Mr. Maliki’s other sinister schemes have not diminished even as he talks of cooperation. His latest move was naming an obscure Shiite army officer, Lieutenant General Aboud Qanbar — a man of no known accomplishments in the army — not only to lead but to change the Iraqi army. General Qanbar comes from the deep Shiite heartland of southern Iraq. Any regional expert who has been there knows the region to be practically an extension of neighboring Shiite Iran in every way, including the use of the Farsi language.

Experts from Mr. Bush’s staff should be drafting a memo by now that says: “The Iraqi army is the last institution retaining a modicum of patriotism, belief in a unified country, and relatively light sectarian divisions. We can rebuild it, but only if we keep Mr. Maliki’s paws off of it. The prime minister and his Iranian minders will do to the army what they have done to the national police, the security services, and the court system — namely, purge it of Sunnis and Kurdish officers and turn it into a Shiite instrument. We cannot let it happen.”

It may be too late, but if we are going to make this a real push, the plan must include essentials such as the removal of the entire Maliki government, the dissolution of the national police, security services, and other Shiite implants of the prime minister and his cohorts in education, development, and the government.

This is to be intertwined with fast-forwarding the reconstruction of the Iraqi army, bringing back Sunni officers who were dismissed, adding more Kurdish staff, and rehabilitating most of those retired Baathist junior- and middle-level party apparatchiks.

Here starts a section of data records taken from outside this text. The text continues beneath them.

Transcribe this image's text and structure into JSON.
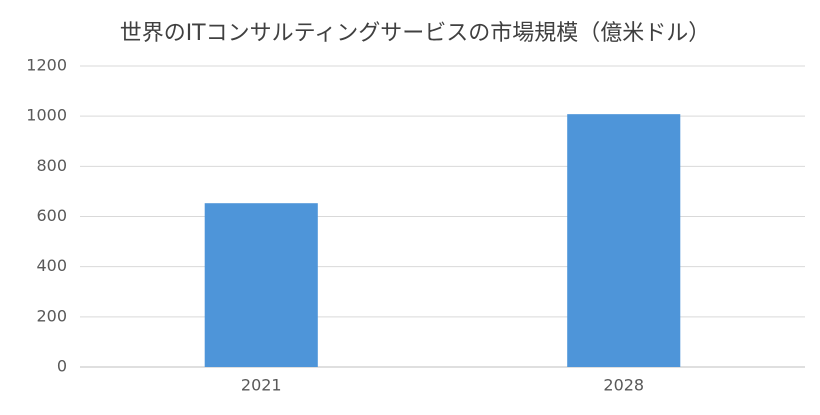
{
  "chart_data": {
    "type": "bar",
    "title": "世界のITコンサルティングサービスの市場規模（億米ドル）",
    "categories": [
      "2021",
      "2028"
    ],
    "values": [
      653,
      1008
    ],
    "color": "#4e95d9",
    "ylim": [
      0,
      1200
    ],
    "yticks": [
      0,
      200,
      400,
      600,
      800,
      1000,
      1200
    ],
    "grid": true
  }
}
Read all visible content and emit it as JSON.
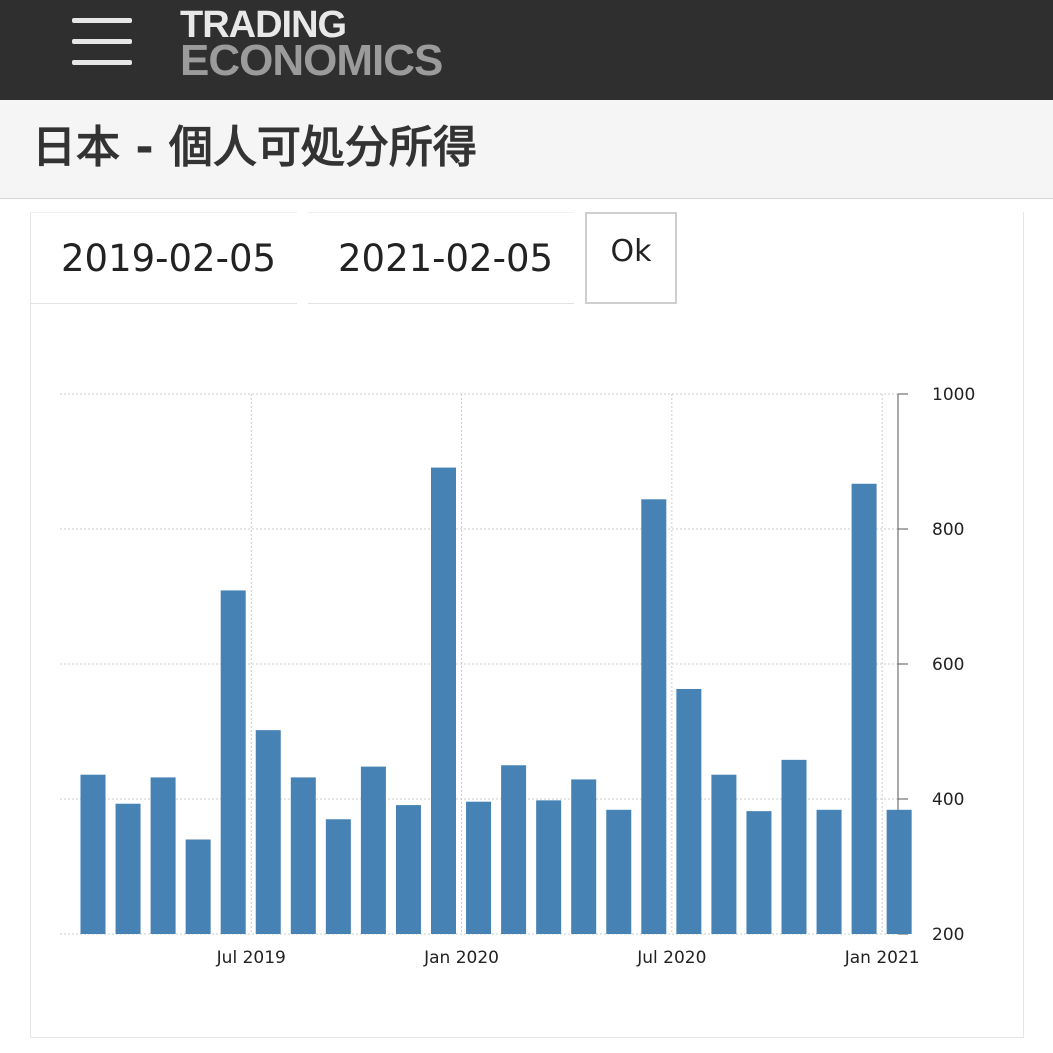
{
  "header": {
    "logo_line1": "TRADING",
    "logo_line2": "ECONOMICS",
    "menu_icon": "hamburger-menu-icon"
  },
  "page": {
    "title": "日本 - 個人可処分所得"
  },
  "filters": {
    "start_date": "2019-02-05",
    "end_date": "2021-02-05",
    "ok_label": "Ok"
  },
  "colors": {
    "bar": "#4682b4",
    "header_bg": "#2f2f2f",
    "grid": "#cccccc"
  },
  "chart_data": {
    "type": "bar",
    "title": "",
    "xlabel": "",
    "ylabel": "",
    "ylim": [
      200,
      1000
    ],
    "y_axis_side": "right",
    "grid": true,
    "yticks": [
      "1000",
      "800",
      "600",
      "400",
      "200"
    ],
    "xticks": [
      "Jul 2019",
      "Jan 2020",
      "Jul 2020",
      "Jan 2021"
    ],
    "categories": [
      "2019-02",
      "2019-03",
      "2019-04",
      "2019-05",
      "2019-06",
      "2019-07",
      "2019-08",
      "2019-09",
      "2019-10",
      "2019-11",
      "2019-12",
      "2020-01",
      "2020-02",
      "2020-03",
      "2020-04",
      "2020-05",
      "2020-06",
      "2020-07",
      "2020-08",
      "2020-09",
      "2020-10",
      "2020-11",
      "2020-12",
      "2021-01"
    ],
    "values": [
      436,
      393,
      432,
      340,
      709,
      502,
      432,
      370,
      448,
      391,
      891,
      396,
      450,
      398,
      429,
      384,
      844,
      563,
      436,
      382,
      458,
      384,
      867,
      384
    ]
  }
}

Until a rejuvenated Iraqi army can start coming forward to take power, American army generals must immediately assume responsibility. It will take at least a year to see results, but a lot of angst will be removed with Mr. Maliki’s dismissal. Iraq is not a democracy, so there is no need to pretend to share power with those plotting to defeat the American project.

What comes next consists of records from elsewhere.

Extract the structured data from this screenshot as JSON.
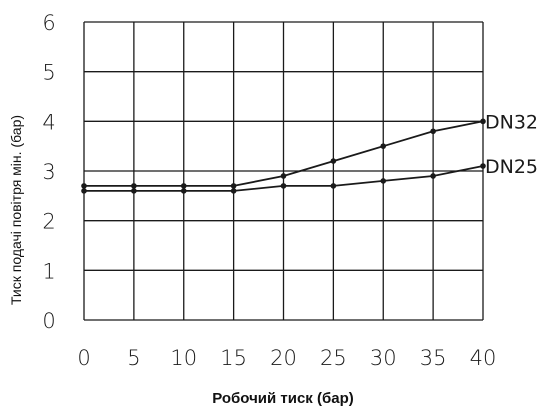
{
  "chart_data": {
    "type": "line",
    "title": "",
    "xlabel": "Робочий тиск (бар)",
    "ylabel": "Тиск подачі повітря мін. (бар)",
    "x": [
      0,
      5,
      10,
      15,
      20,
      25,
      30,
      35,
      40
    ],
    "xlim": [
      0,
      40
    ],
    "ylim": [
      0,
      6
    ],
    "x_ticks": [
      "0",
      "5",
      "10",
      "15",
      "20",
      "25",
      "30",
      "35",
      "40"
    ],
    "y_ticks": [
      "0",
      "1",
      "2",
      "3",
      "4",
      "5",
      "6"
    ],
    "grid": true,
    "legend": "series labels at right end of lines",
    "series": [
      {
        "name": "DN32",
        "values": [
          2.7,
          2.7,
          2.7,
          2.7,
          2.9,
          3.2,
          3.5,
          3.8,
          4.0
        ]
      },
      {
        "name": "DN25",
        "values": [
          2.6,
          2.6,
          2.6,
          2.6,
          2.7,
          2.7,
          2.8,
          2.9,
          3.1
        ]
      }
    ],
    "colors": {
      "line": "#1a1a1a",
      "grid": "#1a1a1a"
    }
  }
}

Externally, these steps must parallel a plan to use the formidable American armada assembled in the Persian Gulf. As Iranians are arrested and their cells busted, offshore Iranian oil platforms should be bombed progressively.

Similarly, choice targets in Syria’s oil industry — oil wells, refineries, and transportation — should be bombed if Syria does not stop sending jihadists into Iraq. To be sure, Iran and Syria will retaliate, but how is that different from their plotting right now in Lebanon, Gaza, and Iraq?

If America is not willing to up the ante now, the right thing to do is pull those American fighting men and women out before more of them pay with their lives and limbs — for nothing.